In the FOURIER trial, 25,090 patients with stable ASCVD had baseline Lp(a) measured, and lower Lp(a) levels were linked to higher diabetes risk: prevalent diabetes rose with lower Lp(a) (adjusted OR 1.03, 95% CI 1.02-1.04) and incident diabetes also increased during follow-up (adjusted HR 1.02, 95% CI 1.01-1.03). The same analysis found no association between low Lp(a) and hemorrhagic stroke, serious bleeding, neurocognitive events, malignancy, or atrial fibrillation.

Why It Matters To Your Practice

• Lp(a)-lowering therapies are in clinical testing, so understanding whether very low Lp(a) carries safety tradeoffs matters now.

• In this secondary analysis of FOURIER, lower Lp(a) tracked with diabetes prevalence and new-onset diabetes, but not with several other major adverse safety outcomes.

• For NPs and PAs managing cardiometabolic risk, this supports closer glucose surveillance in patients with very low Lp(a), especially those with existing diabetes risk factors.

Clinical Benefits

• Low Lp(a) was not linked to higher risk of hemorrhagic stroke, serious bleeding, neurocognitive events, malignancy, or atrial fibrillation.

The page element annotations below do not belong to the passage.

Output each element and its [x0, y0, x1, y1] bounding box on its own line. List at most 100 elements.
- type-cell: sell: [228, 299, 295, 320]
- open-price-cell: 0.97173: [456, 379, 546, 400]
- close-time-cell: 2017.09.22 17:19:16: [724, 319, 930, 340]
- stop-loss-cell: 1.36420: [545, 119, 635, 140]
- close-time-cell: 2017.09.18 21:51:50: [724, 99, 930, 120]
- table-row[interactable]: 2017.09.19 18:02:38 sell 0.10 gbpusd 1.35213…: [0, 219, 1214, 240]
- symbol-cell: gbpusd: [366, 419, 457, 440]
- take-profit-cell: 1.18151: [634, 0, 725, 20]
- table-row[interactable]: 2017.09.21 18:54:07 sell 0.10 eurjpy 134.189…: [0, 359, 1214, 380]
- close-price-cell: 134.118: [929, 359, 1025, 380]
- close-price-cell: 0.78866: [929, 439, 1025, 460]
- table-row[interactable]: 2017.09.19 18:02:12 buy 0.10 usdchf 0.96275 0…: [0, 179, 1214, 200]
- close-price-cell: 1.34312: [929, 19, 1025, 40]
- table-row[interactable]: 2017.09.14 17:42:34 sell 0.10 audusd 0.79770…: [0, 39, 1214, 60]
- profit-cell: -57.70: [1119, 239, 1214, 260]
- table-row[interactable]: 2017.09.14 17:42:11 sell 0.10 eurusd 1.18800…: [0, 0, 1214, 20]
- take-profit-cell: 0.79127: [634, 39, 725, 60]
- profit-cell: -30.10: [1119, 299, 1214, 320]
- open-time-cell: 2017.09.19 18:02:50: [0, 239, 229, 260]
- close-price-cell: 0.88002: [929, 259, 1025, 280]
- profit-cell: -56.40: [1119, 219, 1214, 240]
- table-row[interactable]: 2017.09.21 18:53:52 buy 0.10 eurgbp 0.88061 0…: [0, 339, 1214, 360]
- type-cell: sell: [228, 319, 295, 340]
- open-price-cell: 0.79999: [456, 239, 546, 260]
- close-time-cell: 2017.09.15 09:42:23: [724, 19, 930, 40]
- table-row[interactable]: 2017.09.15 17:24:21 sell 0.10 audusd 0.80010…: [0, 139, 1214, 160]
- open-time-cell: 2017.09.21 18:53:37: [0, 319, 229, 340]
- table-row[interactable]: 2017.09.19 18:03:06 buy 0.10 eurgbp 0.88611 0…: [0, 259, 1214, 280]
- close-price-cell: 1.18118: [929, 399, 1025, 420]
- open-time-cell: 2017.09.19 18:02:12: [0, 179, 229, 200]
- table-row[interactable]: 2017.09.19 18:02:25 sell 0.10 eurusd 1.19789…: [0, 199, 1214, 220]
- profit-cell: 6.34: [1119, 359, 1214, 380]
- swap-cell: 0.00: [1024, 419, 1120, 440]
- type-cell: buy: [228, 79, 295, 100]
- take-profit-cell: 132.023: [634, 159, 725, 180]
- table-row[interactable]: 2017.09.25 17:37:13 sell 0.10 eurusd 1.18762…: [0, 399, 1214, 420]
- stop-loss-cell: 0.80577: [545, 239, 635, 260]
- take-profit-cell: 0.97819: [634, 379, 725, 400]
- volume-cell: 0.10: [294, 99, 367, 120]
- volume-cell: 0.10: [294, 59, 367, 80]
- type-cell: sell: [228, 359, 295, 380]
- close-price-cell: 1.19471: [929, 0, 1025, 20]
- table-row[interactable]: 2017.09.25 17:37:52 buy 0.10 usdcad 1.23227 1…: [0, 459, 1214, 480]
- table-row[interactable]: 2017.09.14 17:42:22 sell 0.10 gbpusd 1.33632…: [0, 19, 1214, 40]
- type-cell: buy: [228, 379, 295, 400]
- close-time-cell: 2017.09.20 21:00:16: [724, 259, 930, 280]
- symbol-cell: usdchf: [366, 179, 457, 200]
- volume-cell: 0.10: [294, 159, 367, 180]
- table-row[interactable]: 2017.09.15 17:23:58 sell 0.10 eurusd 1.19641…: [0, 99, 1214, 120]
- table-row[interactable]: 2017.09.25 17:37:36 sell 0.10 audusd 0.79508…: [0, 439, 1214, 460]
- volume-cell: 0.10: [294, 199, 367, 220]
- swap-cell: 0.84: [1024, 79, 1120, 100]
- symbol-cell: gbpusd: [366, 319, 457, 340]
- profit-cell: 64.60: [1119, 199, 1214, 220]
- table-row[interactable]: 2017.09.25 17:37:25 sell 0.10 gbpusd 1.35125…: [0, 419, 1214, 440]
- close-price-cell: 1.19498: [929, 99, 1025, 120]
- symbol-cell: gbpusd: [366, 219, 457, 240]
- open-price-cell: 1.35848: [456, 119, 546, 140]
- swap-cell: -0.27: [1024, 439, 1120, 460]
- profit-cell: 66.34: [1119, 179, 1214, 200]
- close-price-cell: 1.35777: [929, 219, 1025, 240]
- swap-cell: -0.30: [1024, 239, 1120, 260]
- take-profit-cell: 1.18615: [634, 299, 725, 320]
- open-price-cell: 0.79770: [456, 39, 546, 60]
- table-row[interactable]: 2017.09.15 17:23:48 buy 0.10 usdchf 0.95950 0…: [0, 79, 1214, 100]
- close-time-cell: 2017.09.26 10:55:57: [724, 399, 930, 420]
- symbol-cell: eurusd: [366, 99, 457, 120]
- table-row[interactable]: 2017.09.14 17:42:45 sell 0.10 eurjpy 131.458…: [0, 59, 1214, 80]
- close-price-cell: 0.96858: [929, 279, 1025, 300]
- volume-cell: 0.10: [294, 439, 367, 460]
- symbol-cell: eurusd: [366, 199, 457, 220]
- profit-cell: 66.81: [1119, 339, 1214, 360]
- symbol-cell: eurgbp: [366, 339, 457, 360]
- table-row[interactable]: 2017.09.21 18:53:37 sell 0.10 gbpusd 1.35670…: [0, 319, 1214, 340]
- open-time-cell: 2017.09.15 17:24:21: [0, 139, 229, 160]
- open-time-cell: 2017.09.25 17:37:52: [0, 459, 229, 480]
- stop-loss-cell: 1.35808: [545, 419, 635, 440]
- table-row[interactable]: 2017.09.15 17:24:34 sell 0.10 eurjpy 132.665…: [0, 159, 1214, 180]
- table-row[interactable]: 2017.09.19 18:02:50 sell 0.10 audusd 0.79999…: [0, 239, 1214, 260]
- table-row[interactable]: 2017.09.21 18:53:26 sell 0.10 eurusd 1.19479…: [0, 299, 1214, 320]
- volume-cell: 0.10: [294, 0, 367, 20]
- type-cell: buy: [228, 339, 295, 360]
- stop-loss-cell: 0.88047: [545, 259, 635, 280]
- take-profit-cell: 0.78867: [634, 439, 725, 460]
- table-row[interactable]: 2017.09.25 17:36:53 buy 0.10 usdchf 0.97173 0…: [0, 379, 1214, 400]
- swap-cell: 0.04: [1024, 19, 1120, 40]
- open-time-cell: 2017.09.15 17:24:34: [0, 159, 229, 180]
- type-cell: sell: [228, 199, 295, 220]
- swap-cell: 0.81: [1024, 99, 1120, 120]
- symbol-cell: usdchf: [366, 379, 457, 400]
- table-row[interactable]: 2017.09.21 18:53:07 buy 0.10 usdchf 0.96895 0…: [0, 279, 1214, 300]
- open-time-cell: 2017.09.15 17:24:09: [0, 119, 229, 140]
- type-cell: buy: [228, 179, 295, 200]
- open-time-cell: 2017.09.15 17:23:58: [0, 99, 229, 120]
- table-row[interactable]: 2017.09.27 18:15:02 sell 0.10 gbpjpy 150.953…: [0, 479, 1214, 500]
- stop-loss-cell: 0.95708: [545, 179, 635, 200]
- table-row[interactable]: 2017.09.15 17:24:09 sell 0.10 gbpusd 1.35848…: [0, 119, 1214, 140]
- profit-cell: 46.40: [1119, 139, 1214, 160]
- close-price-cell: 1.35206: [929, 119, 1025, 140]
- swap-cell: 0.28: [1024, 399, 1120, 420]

• That finding may reassure clinicians considering future Lp(a)-lowering strategies in high-risk ASCVD populations.

• The data help frame patient counseling: lower Lp(a) may not broadly worsen safety outcomes, but glycemic risk deserves attention.

Managing Risks

• Review baseline diabetes risk before and during intensive lipid-lowering care: A1c, fasting glucose, weight, family history, and metabolic syndrome features.

• If patients have very low Lp(a) or eventually start Lp(a)-lowering therapy, monitor for dysglycemia and reinforce lifestyle measures that reduce diabetes risk.

• Avoid overinterpreting causality for individual patients: the diabetes association was modest, and this analysis does not prove that lowering Lp(a) causes diabetes.

The Bottom Line

• Among patients with stable ASCVD in FOURIER, lower Lp(a) was associated with higher prevalent and incident diabetes risk.

• Low Lp(a) was not associated with increased risk of most other studied safety events.

• In practice, pair interest in Lp(a) lowering with routine glucose monitoring and balanced patient counseling.